ASIC and the ACCC were eventually included on the advice of a Senate inquiry.
The Coalition also slashed funding for ASIC in both budgets leading to the loss of over 200 jobs and the curtailing of investigative capacity.
“Expect a stunt a day from Shorten up until the election…when ever that may be”
In August 2015, Tony Abbott was in trouble. A meeting of the National Security committee of the cabinet was asked for a list of national-security-related things that could be announced weekly up until the election.
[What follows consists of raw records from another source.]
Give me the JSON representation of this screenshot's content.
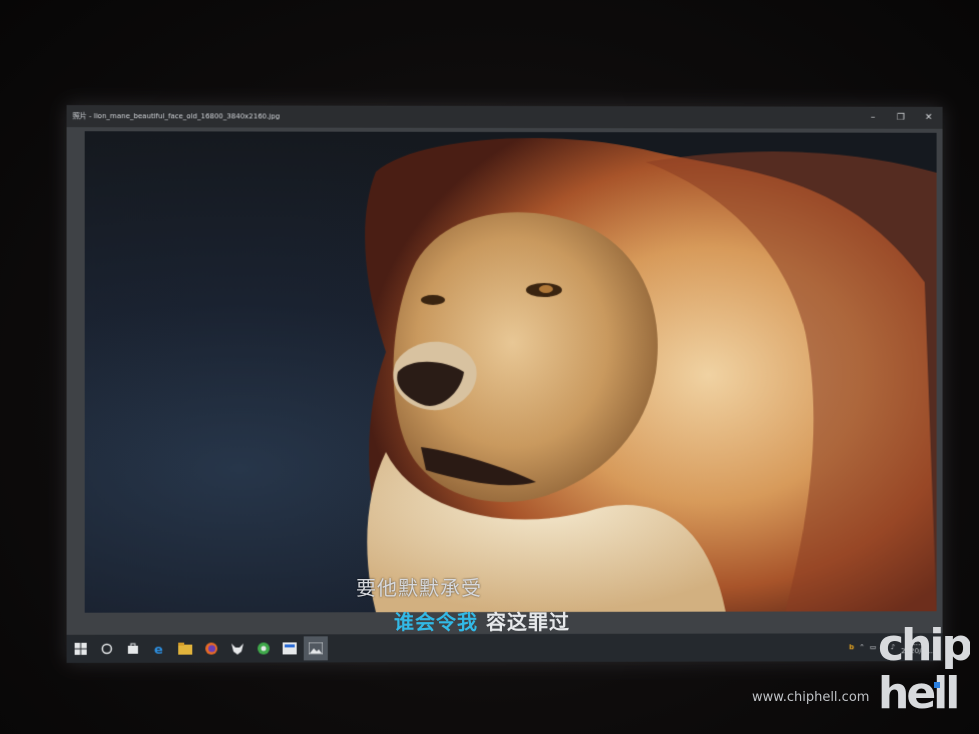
{
  "window": {
    "title": "照片 - lion_mane_beautiful_face_old_16800_3840x2160.jpg",
    "minimize": "–",
    "maximize": "❐",
    "close": "✕"
  },
  "lyrics": {
    "line1": "要他默默承受",
    "line2_highlight": "谁会令我",
    "line2_rest": " 容这罪过"
  },
  "taskbar": {
    "icons": [
      "windows-start-icon",
      "cortana-icon",
      "store-icon",
      "edge-icon",
      "file-explorer-icon",
      "firefox-icon",
      "app-fox-icon",
      "browser-icon",
      "calculator-icon",
      "photos-icon"
    ],
    "clock_time": "2:...",
    "clock_date": "2020/4/..."
  },
  "watermark": {
    "url": "www.chiphell.com",
    "logo_text": "chip hell"
  },
  "colors": {
    "lyric_highlight": "#32b9e6",
    "taskbar_bg": "#25292e"
  }
}
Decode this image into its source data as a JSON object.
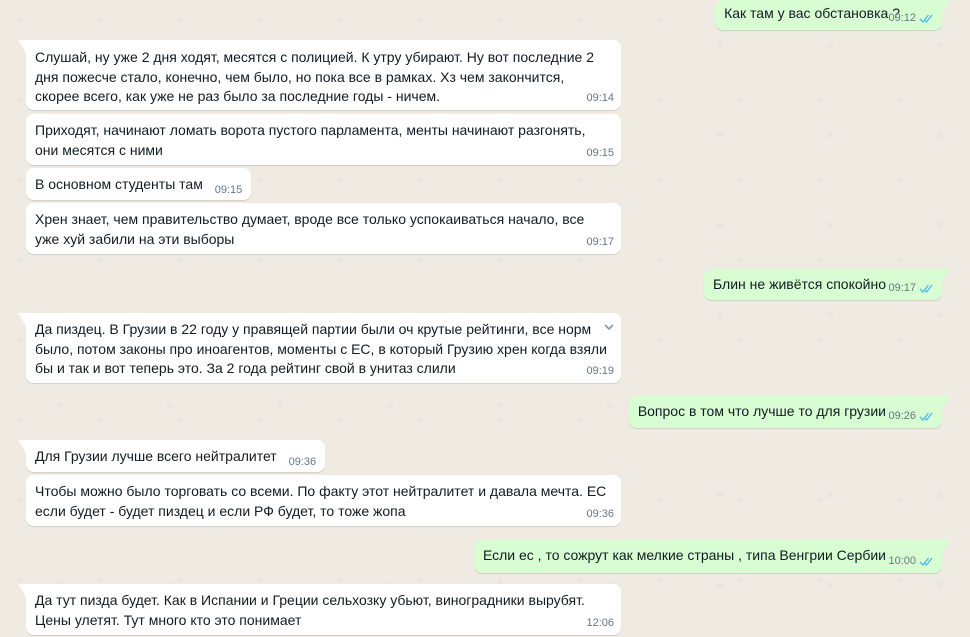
{
  "messages": [
    {
      "text": "Как там у вас обстановка ?",
      "time": "09:12",
      "direction": "out",
      "status": "read"
    },
    {
      "text": "Слушай, ну уже 2 дня ходят, месятся с полицией. К утру убирают. Ну вот последние 2 дня пожесче стало, конечно, чем было, но пока все в рамках. Хз чем закончится, скорее всего, как уже не раз было за последние годы - ничем.",
      "time": "09:14",
      "direction": "in"
    },
    {
      "text": "Приходят, начинают ломать ворота пустого парламента, менты начинают разгонять, они месятся с ними",
      "time": "09:15",
      "direction": "in"
    },
    {
      "text": "В основном студенты там",
      "time": "09:15",
      "direction": "in"
    },
    {
      "text": "Хрен знает, чем правительство думает, вроде все только успокаиваться начало, все уже хуй забили на эти выборы",
      "time": "09:17",
      "direction": "in"
    },
    {
      "text": "Блин не живётся спокойно",
      "time": "09:17",
      "direction": "out",
      "status": "read"
    },
    {
      "text": "Да пиздец. В Грузии в 22 году у правящей партии были оч крутые рейтинги, все норм было, потом законы про иноагентов, моменты с ЕС, в который Грузию хрен когда взяли бы и так и вот теперь это. За 2 года рейтинг свой в унитаз слили",
      "time": "09:19",
      "direction": "in"
    },
    {
      "text": "Вопрос в том что лучше то для грузии",
      "time": "09:26",
      "direction": "out",
      "status": "read"
    },
    {
      "text": "Для Грузии лучше всего нейтралитет",
      "time": "09:36",
      "direction": "in"
    },
    {
      "text": "Чтобы можно было торговать со всеми. По факту этот нейтралитет и давала мечта. ЕС если будет - будет пиздец и если РФ будет, то тоже жопа",
      "time": "09:36",
      "direction": "in"
    },
    {
      "text": "Если ес , то сожрут как  мелкие страны , типа Венгрии Сербии",
      "time": "10:00",
      "direction": "out",
      "status": "read"
    },
    {
      "text": "Да тут пизда будет. Как в Испании и Греции сельхозку убьют, виноградники вырубят. Цены улетят. Тут много кто это понимает",
      "time": "12:06",
      "direction": "in"
    }
  ],
  "colors": {
    "background": "#efeae2",
    "incoming_bubble": "#ffffff",
    "outgoing_bubble": "#d9fdd3",
    "read_ticks": "#53bdeb",
    "text": "#111b21",
    "meta": "#667781"
  }
}
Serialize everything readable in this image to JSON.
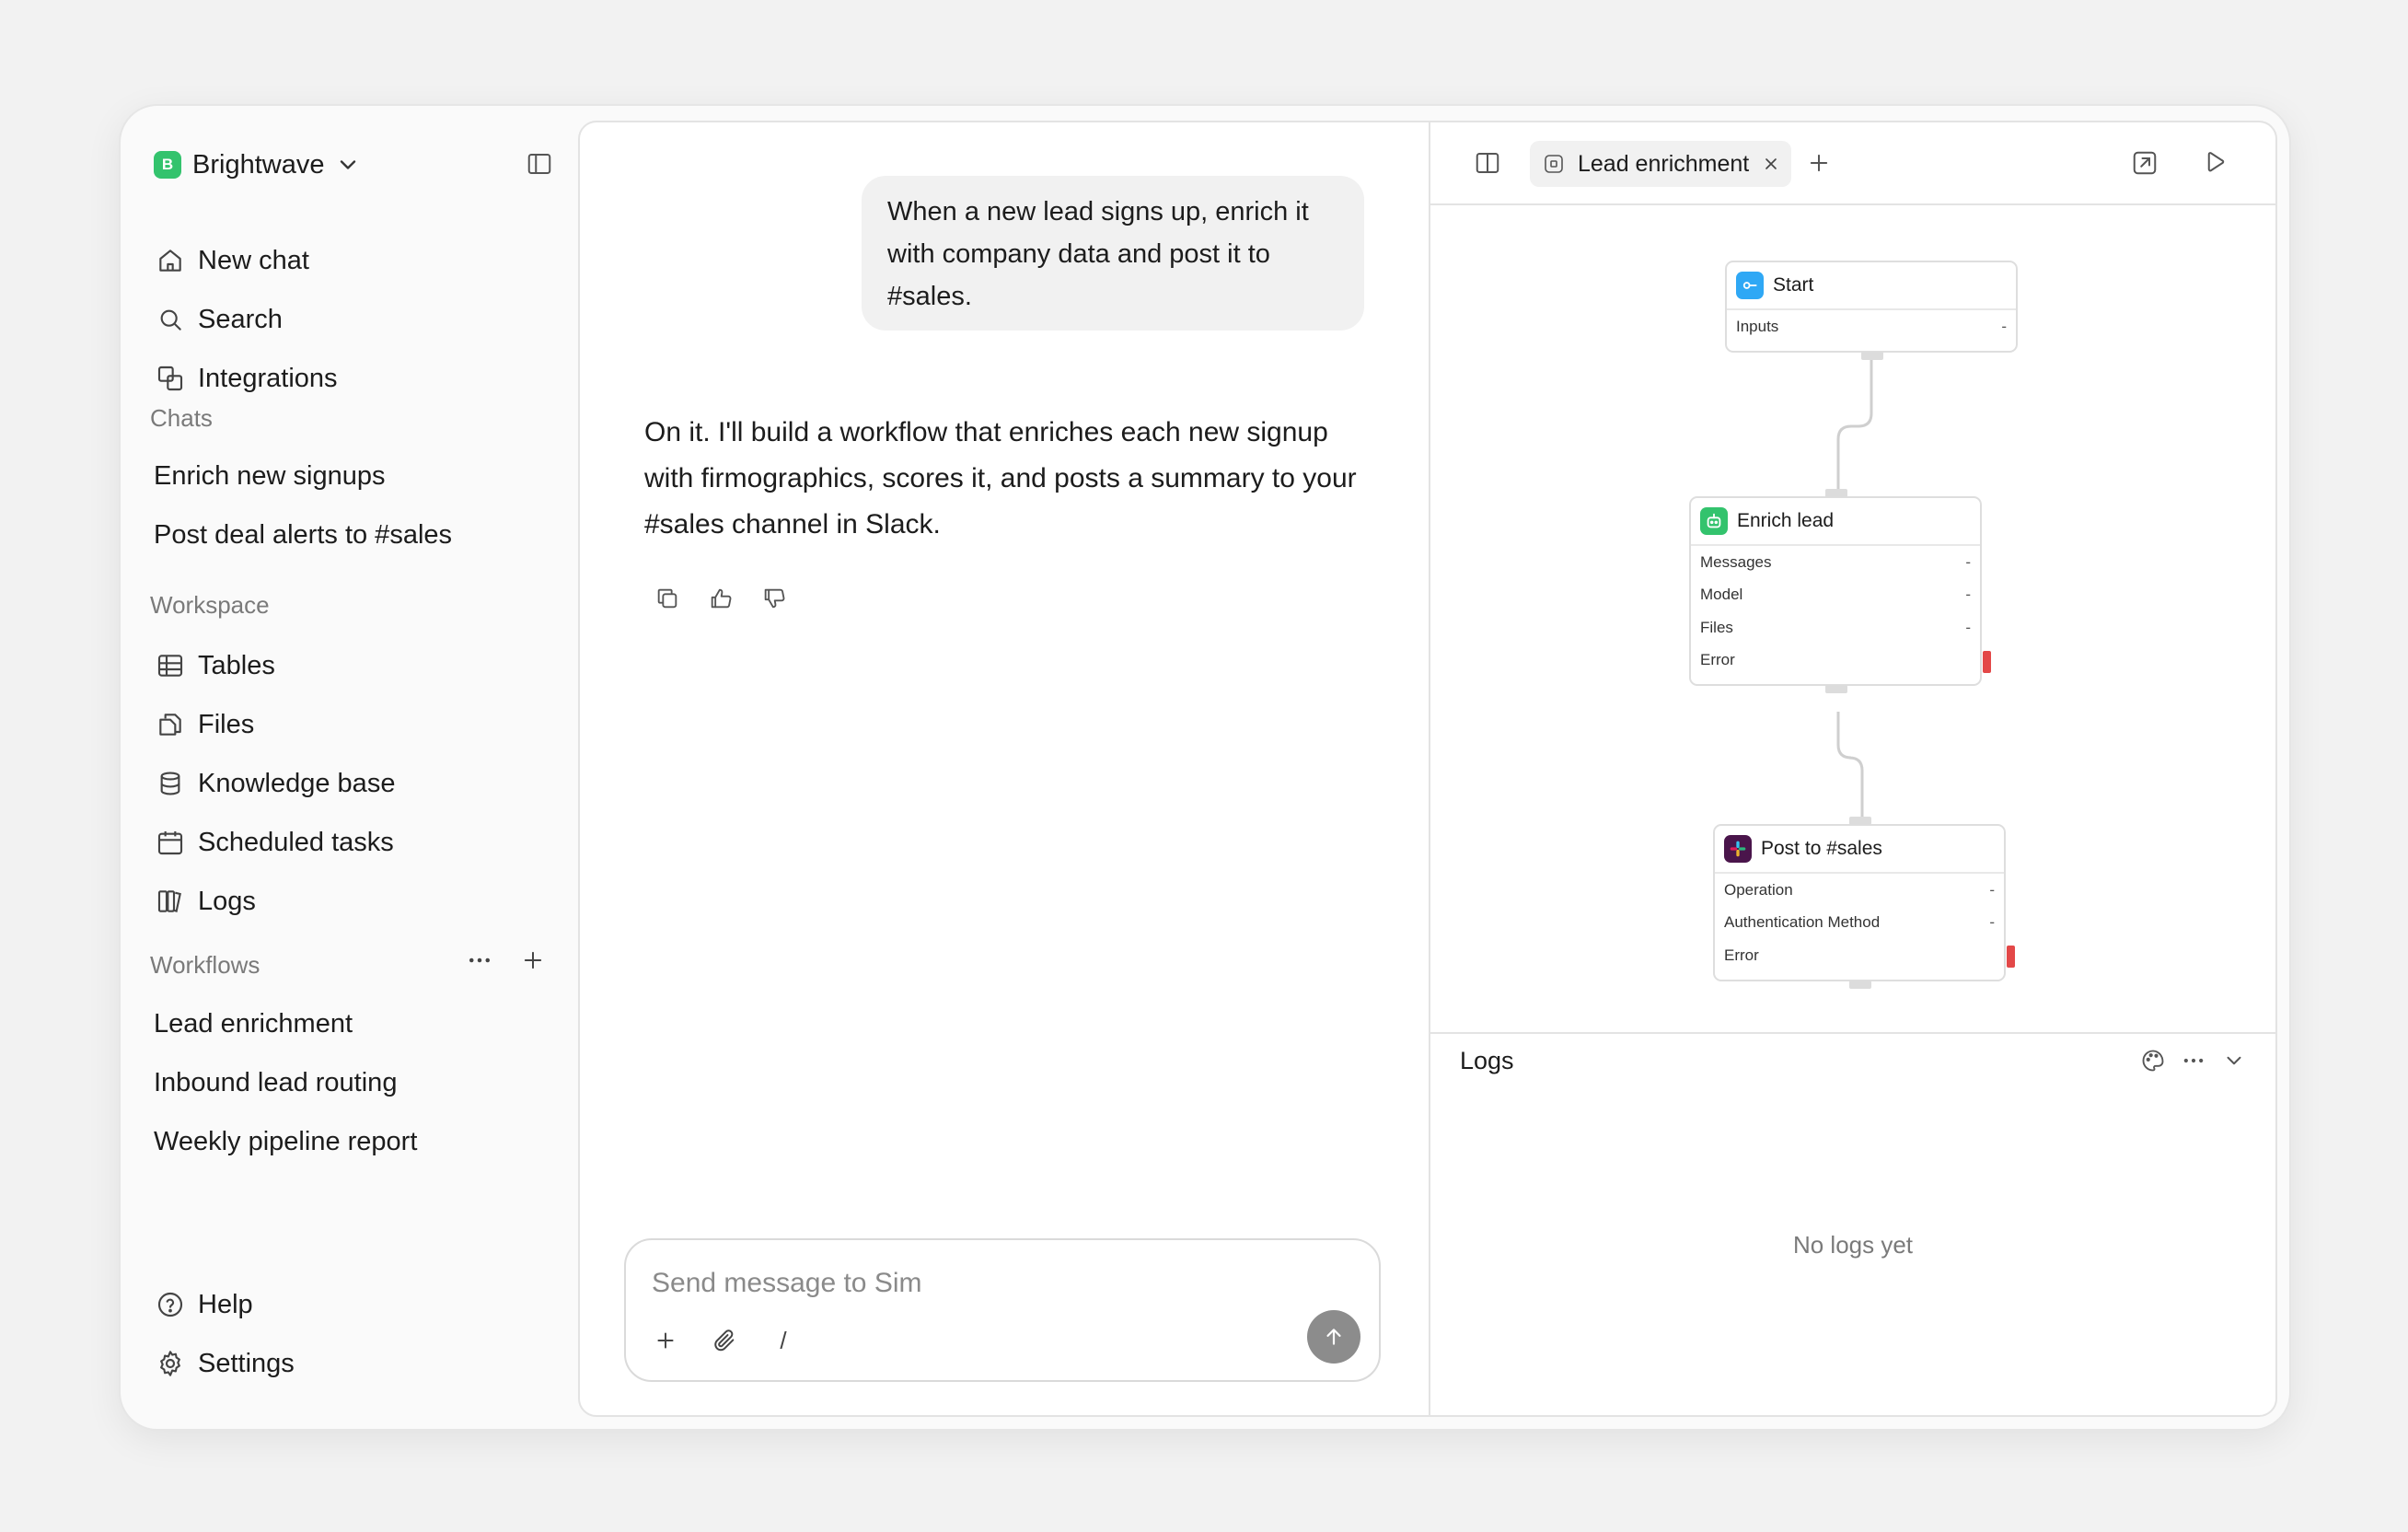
{
  "workspace": {
    "badge": "B",
    "name": "Brightwave"
  },
  "nav": {
    "new_chat": "New chat",
    "search": "Search",
    "integrations": "Integrations"
  },
  "chats": {
    "label": "Chats",
    "items": [
      "Enrich new signups",
      "Post deal alerts to #sales"
    ]
  },
  "workspace_section": {
    "label": "Workspace",
    "items": [
      {
        "label": "Tables",
        "icon": "table-icon"
      },
      {
        "label": "Files",
        "icon": "files-icon"
      },
      {
        "label": "Knowledge base",
        "icon": "database-icon"
      },
      {
        "label": "Scheduled tasks",
        "icon": "calendar-icon"
      },
      {
        "label": "Logs",
        "icon": "logs-icon"
      }
    ]
  },
  "workflows": {
    "label": "Workflows",
    "items": [
      "Lead enrichment",
      "Inbound lead routing",
      "Weekly pipeline report"
    ]
  },
  "footer": {
    "help": "Help",
    "settings": "Settings"
  },
  "chat": {
    "user_message": "When a new lead signs up, enrich it with company data and post it to #sales.",
    "assistant_message": "On it. I'll build a workflow that enriches each new signup with firmographics, scores it, and posts a summary to your #sales channel in Slack.",
    "composer_placeholder": "Send message to Sim",
    "slash": "/"
  },
  "workflow_panel": {
    "tab_label": "Lead enrichment",
    "nodes": {
      "start": {
        "title": "Start",
        "rows": [
          {
            "label": "Inputs",
            "value": "-"
          }
        ]
      },
      "enrich": {
        "title": "Enrich lead",
        "rows": [
          {
            "label": "Messages",
            "value": "-"
          },
          {
            "label": "Model",
            "value": "-"
          },
          {
            "label": "Files",
            "value": "-"
          },
          {
            "label": "Error",
            "value": ""
          }
        ]
      },
      "post": {
        "title": "Post to #sales",
        "rows": [
          {
            "label": "Operation",
            "value": "-"
          },
          {
            "label": "Authentication Method",
            "value": "-"
          },
          {
            "label": "Error",
            "value": ""
          }
        ]
      }
    },
    "logs": {
      "title": "Logs",
      "empty": "No logs yet"
    }
  },
  "colors": {
    "brand": "#33c36d",
    "start_icon": "#2fa8f5",
    "agent_icon": "#33c36d",
    "slack_icon": "#4a154b",
    "error_handle": "#e34848"
  }
}
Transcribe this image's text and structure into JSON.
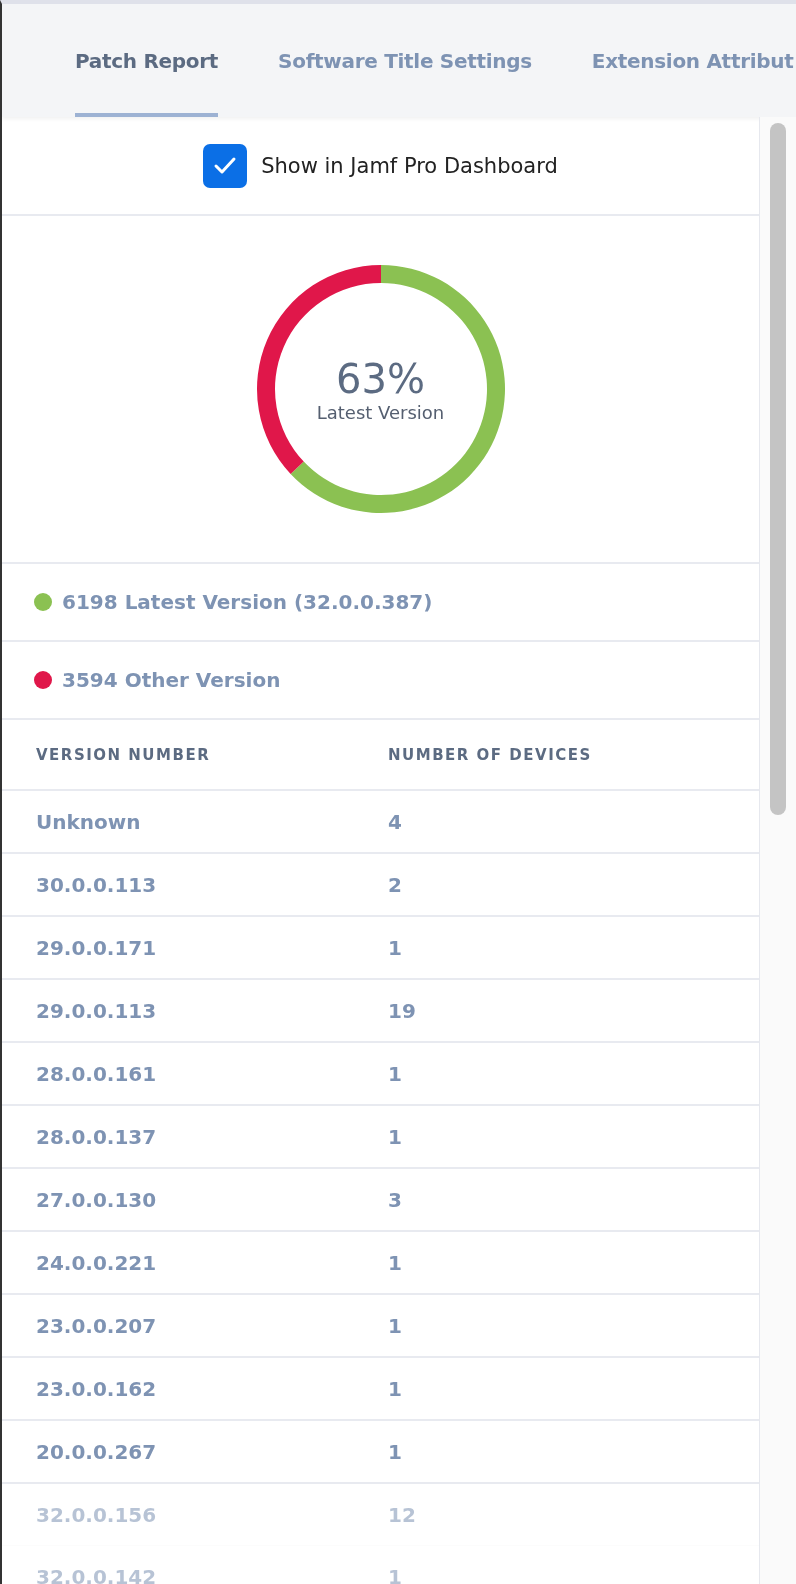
{
  "tabs": [
    {
      "label": "Patch Report",
      "selected": true
    },
    {
      "label": "Software Title Settings",
      "selected": false
    },
    {
      "label": "Extension Attribut",
      "selected": false
    }
  ],
  "dashboard_option": {
    "label": "Show in Jamf Pro Dashboard",
    "checked": true
  },
  "summary": {
    "percent": "63%",
    "caption": "Latest Version",
    "chart_data": {
      "type": "donut",
      "values": [
        63,
        37
      ]
    }
  },
  "legend": [
    {
      "label": "6198 Latest Version (32.0.0.387)",
      "color": "#8bc152"
    },
    {
      "label": "3594 Other Version",
      "color": "#e0174a"
    }
  ],
  "table": {
    "columns": [
      "VERSION NUMBER",
      "NUMBER OF DEVICES"
    ],
    "rows": [
      {
        "cells": [
          "Unknown",
          "4"
        ],
        "faded": false
      },
      {
        "cells": [
          "30.0.0.113",
          "2"
        ],
        "faded": false
      },
      {
        "cells": [
          "29.0.0.171",
          "1"
        ],
        "faded": false
      },
      {
        "cells": [
          "29.0.0.113",
          "19"
        ],
        "faded": false
      },
      {
        "cells": [
          "28.0.0.161",
          "1"
        ],
        "faded": false
      },
      {
        "cells": [
          "28.0.0.137",
          "1"
        ],
        "faded": false
      },
      {
        "cells": [
          "27.0.0.130",
          "3"
        ],
        "faded": false
      },
      {
        "cells": [
          "24.0.0.221",
          "1"
        ],
        "faded": false
      },
      {
        "cells": [
          "23.0.0.207",
          "1"
        ],
        "faded": false
      },
      {
        "cells": [
          "23.0.0.162",
          "1"
        ],
        "faded": false
      },
      {
        "cells": [
          "20.0.0.267",
          "1"
        ],
        "faded": false
      },
      {
        "cells": [
          "32.0.0.156",
          "12"
        ],
        "faded": true
      },
      {
        "cells": [
          "32.0.0.142",
          "1"
        ],
        "faded": true
      }
    ]
  }
}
“Shorten is making statements that will damage confidence and investment”
“He’s playing politics”
The Coalition seemed to have no qualms about damaging confidence by trumpeting the “debt and deficit disaster” before the last election but Scott reassures us “that was politics” and that, despite the debt being much higher and no surplus in sight, they have turned things around.
“They voted against a Royal Commission a year ago.”
A year is a long time Scott. I would imagine that, with the mounting number of scandals emerging in the financial industry, investors would be quite pleased to hear about a crackdown.
Scott Morrison is furious. He’s been everywhere vehemently calling this a “reckless diversion” from the real problem which is, of course, those lawless union thugs. He has even resorted to belittling Shorten’s appearance.
The Coalition sees their strategy hurtling towards a cliff. Try as they might to keep the focus on union bashing, almost every day sees another example of corporate corruption coming to light. The plan to sell a company tax cut also gets harder and harder as it is shown that very few of them actually pay any tax. They have resorted to reannouncing already announced funding for infrastructure.
Any day now, I expect to hear Malcolm say “We stopped the boats.”